Imperial researchers conducted a study in 2018 testing the hypothesis that the stronger the mystical nature of participants’ psilocybin experience, measured using the altered states of consciousness questionnaire (ASC), the greater the reduction in depressive symptoms. And this was shown to be the case. Patients with depression who scored higher in subjective reports of feelings of unity, ego dissolution, and transcending space and time were more likely to feel relief from depression, in both the short- and long-term. Crucially, however, the researchers concluded, based on the results, that “the therapeutic effects of psilocybin are not a simple product of isolated pharmacological action but rather are experience dependent.”

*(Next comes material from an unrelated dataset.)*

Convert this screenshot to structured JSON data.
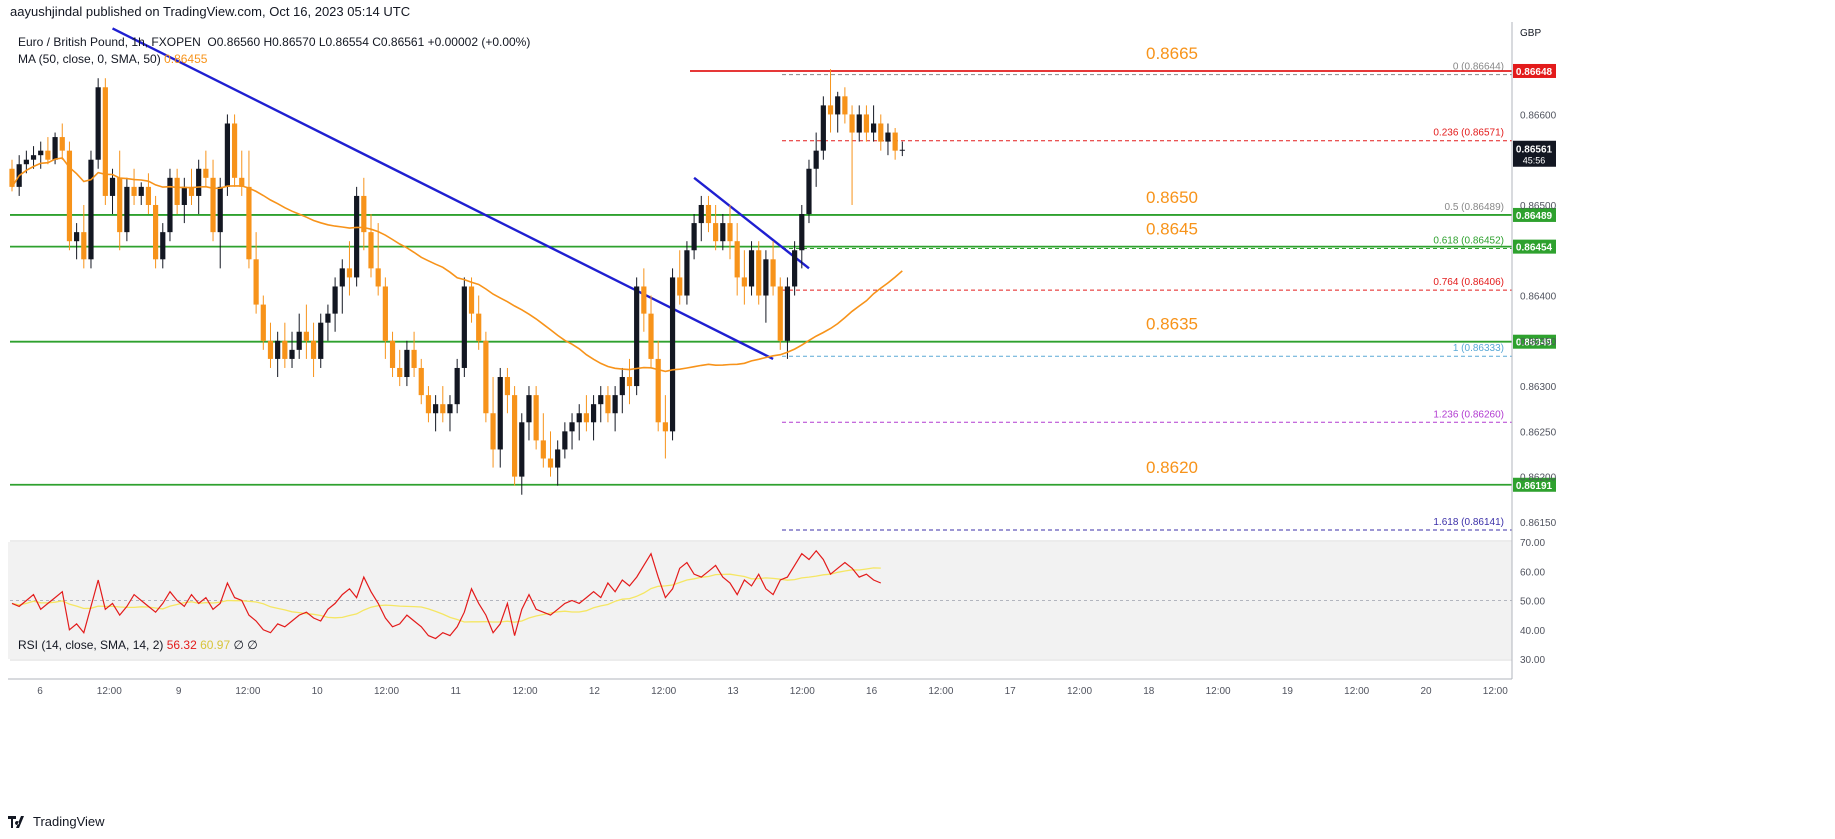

Extending these findings, it would be no surprise that DMT could also be therapeutic in the treatment of depression since it is an experience that is regularly reported as mystical in nature. Furthermore, an advantage of DMT over psilocybin (or other classic psychedelics like LSD and mescaline) is that it can induce a mystical experience and bring the user back to baseline within 20 minutes, making it much more convenient as a form of treatment (for comparison, a strong dose of psilocybin can take eight hours to wear off, while a person may need 14 hours to sober up from an intense LSD trip).

To What Extent is DMT Effective in Improving Depression?

But it’s not just mystical experiences – occasioned by psychedelics – that play a key role in improving people’s psychological health. In 2019, Imperial researchers carried out further research showing that emotional breakthroughs – as measured by the Emotional Breakthrough Inventory – strongly predict positive mental health outcomes. Items in this inventory include experiences like facing difficult feelings usually avoided and resolving a personal conflict/trauma. While ayahuasca (the orally active form of DMT, involving other plants) consistently offers users such emotional breakthroughs, such experiences don’t seem to be as common with pure DMT that is injected, smoked, or vaporised. The latter, much more short-lived experience (up to 20 minutes vs. multiple hours from ayahuasca) seems to consistently produce intense mystical experiences but – for many people – the experience is not as personal or introspective like the ayahuasca, LSD, psilocybin, or mescaline experience.

In light of these phenomenological differences, it is not clear whether pure DMT is as efficacious an antidepressant as, say, psilocybin. It’s also important to point out that much of the therapeutic benefit of psilocybin is related to the experience happening in a psychotherapeutic context, whereby a professionally trained therapist is there to guide the experience. Can this context be equally applied to the DMT experience? It’s hard to say. But it does appear that, for many people, the DMT experience can feel more chaotic, more difficult to express, and harder to recall than other psychedelic experiences. This may present various challenges in terms of using pure DMT as a therapeutic agent and in a psychotherapeutic setting.

It remains to be seen just how effective DMT is as an antidepressant when compared to standard antidepressant medication and other traditional psychedelics. But with burgeoning research in this area, we are gaining intriguing glimpses into how DMT affects the brain and how these alterations can improve the mental well-being of people struggling with depression.